Comparing GraalVM native image with JVM

The following charts look at some applications that are built with both a traditional JVM and GraalVM native image. As part of the build process they build a traditional jvm application as a docker image using a base of amazoncorretto:25-al2023-headless and a second docker image that uses GraalVM native image with a base of redhat/ubi10-micro:10.0.

The applications are deployed into Kubernetes. To perform the comparison the k8s deployment switches between the two docker images. In this way we are looking to get a reasonable comparison between the two approaches.

Case: Tiny application, tiny load

This first comparison is a tiny Helidon 4 application that uses avaje-nima to provide a single HTTP endpoint that returns a JSON response. The load applied is very light, just 10 requests per second.

We swap the k8s deployment between the two docker images to get the comparison between GraalVM native image and traditional JVM.

Tiny app : GraalVM vs JVM

Notes:

Case: Decent load on heavier endpoint

For this comparison decent load is applied to an application with a more complex endpoint that has a mean latency around 19ms. A notable difference is that the JVM version is using ZGC rather than G1. The GraalVM version is still using G1.

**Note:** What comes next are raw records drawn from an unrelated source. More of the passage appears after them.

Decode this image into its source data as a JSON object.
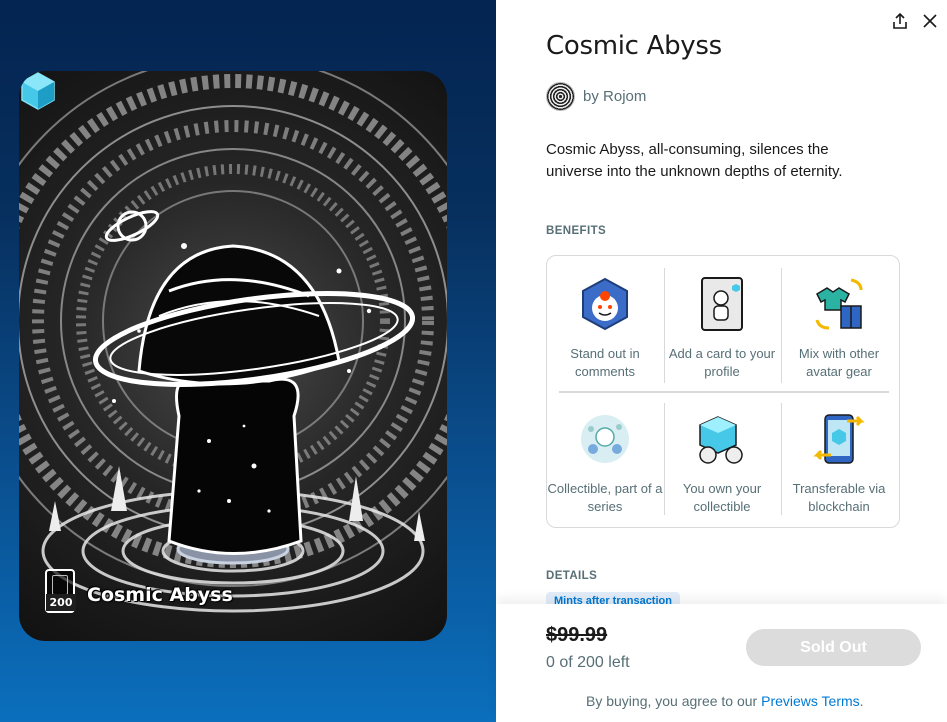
{
  "product": {
    "title": "Cosmic Abyss",
    "creator_prefix": "by",
    "creator_name": "Rojom",
    "description": "Cosmic Abyss, all-consuming, silences the universe into the unknown depths of eternity."
  },
  "card": {
    "title": "Cosmic Abyss",
    "edition_count": "200"
  },
  "benefits": {
    "label": "BENEFITS",
    "items": [
      {
        "label": "Stand out in comments",
        "icon": "snoo-badge-icon"
      },
      {
        "label": "Add a card to your profile",
        "icon": "profile-card-icon"
      },
      {
        "label": "Mix with other avatar gear",
        "icon": "avatar-gear-icon"
      },
      {
        "label": "Collectible, part of a series",
        "icon": "collectible-series-icon"
      },
      {
        "label": "You own your collectible",
        "icon": "gem-ownership-icon"
      },
      {
        "label": "Transferable via blockchain",
        "icon": "blockchain-transfer-icon"
      }
    ]
  },
  "details": {
    "label": "DETAILS",
    "chip": "Mints after transaction"
  },
  "footer": {
    "price": "$99.99",
    "stock": "0 of 200 left",
    "button": "Sold Out",
    "terms_prefix": "By buying, you agree to our",
    "terms_link": "Previews Terms",
    "terms_suffix": "."
  },
  "colors": {
    "accent": "#0079d3",
    "panel_gradient_top": "#042451",
    "panel_gradient_bottom": "#0b6fbd",
    "disabled_button": "#dcdcdc"
  }
}
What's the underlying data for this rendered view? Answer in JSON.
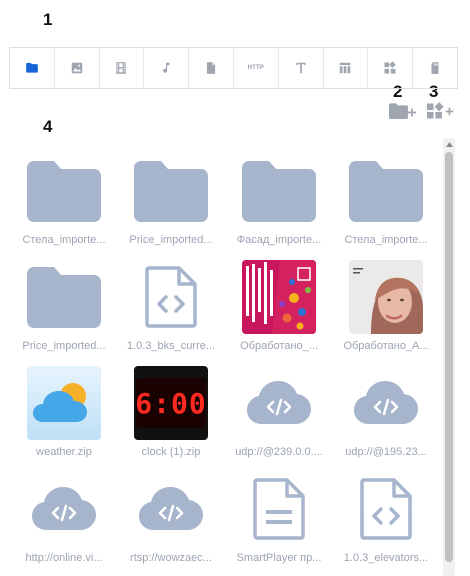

Decent load : GraalVM vs JVM

Notes:

Case: Interesting optimization for JSON streaming

For this comparison below there is no synthetically generated even load, and instead the application is being used in a more real world manner with varying load. The JVM version is using ZGC rather than G1. The GraalVM version is still using G1.

Optimization : GraalVM vs JVM

You can't see this without some other metrics, but the GraalVM version has a better optimization for one of the endpoints that is being used (the medium blue on the first chart). Its mean latency went from ~150ms on the JVM version down to ~45ms on the GraalVM version. Perhaps C2 wasn't quite given even time or profiling data to optimize this endpoint as well as GraalVM did with its AOT optimizations.

This endpoint is a streaming endpoint that returns New Line Delimited JSON (NDJSON) from a Postgres database using Ebean ORM's findStream(). The GraalVM version is significantly outperforming the JVM version for this endpoint.

In general, GraalVM is optimizing well without needing PGO.

Notes:

General notes

Heap used is flatter?

Not really sure why yet. What we do know is that GraalVM native image includes an optimization for object headers that reduces the memory footprint of objects. This option is also available for the JVM, but it is not enabled for this comparison. GraalVM is also doing some other build time initialization for G1 but I don't know the details.

So not sure why we see the difference there in Heap used yet.

Virtual Threads ROCK!!

Ignoring the application startup, the CPU usage with both the JVM and GraalVM is impressively low. These applications are use Virtual Threads for handling requests and are IO bound (REST services doing mostly Postgres database interaction).

These applications are using Helidon 4 and we can't easily swap back to Platform threads for a more direct comparison, but we can observe the CPU stay impressively low as request load increases.

GraalVM optimizing well (without needing PGO)

JVM with C2 JIT compiler does a good job of optimizing code at runtime based on actual usage patterns. GraalVM native image does AOT (ahead of time) compilation and so doesn't have the same runtime information to optimize code. However GraalVM native image does perform a number of optimizations at build time to produce efficient native code and thus far for these applications it's actually produced code that is just slightly better than C2 (which for me was unexpected).

How is this possible? GraalVM native image does do some static analysis during the build process to identify hot spots in the code and optimize those. This static analysis is based on heuristics rather than actual runtime data, but it seems to be doing a very good job so far.

GraalVM also introduced Machine Learning into its optimization. There is even a "Graal Neural Network" option (which wasn't used for these comparisons) that can be enabled to further improve optimization.

GraalVM optimizing streaming JSON endpoint

There is one interesting observation with a streaming endpoint that returns a stream of data as "New Line Delimited JSON" (NDJSON). In this case the GraalVM native image is performing significantly better than the JVM version.

This endpoint is using Ebean ORM findStream() to return a stream of data from Postgres and using avaje-jsonb to serialize each object to JSON as it is read from the database. It is not clear yet why GraalVM is performing better here, but it may be related to escape analysis and stack allocation optimizations that GraalVM is performing.

The libraries used

The applications used in these comparisons are built with:

All of these libraries are well suited to GraalVM native image as they avoid using Reflection, Dynamic Proxies and Classpath scanning.

With the http routing and JSON serialization being handled by generated code it is perhaps not that surprising that GraalVM is able to optimize these well.

Ebean ORM uses build time enhancement for entity classes. It also generates the necessary metadata needed for GraalVM native image so that Ebean ORM works well in GraalVM native image applications. Ebean ORM users will be happy to see that GraalVM does a good job of optimizing Ebean ORM usage even without PGO (Profile Guided Optimization).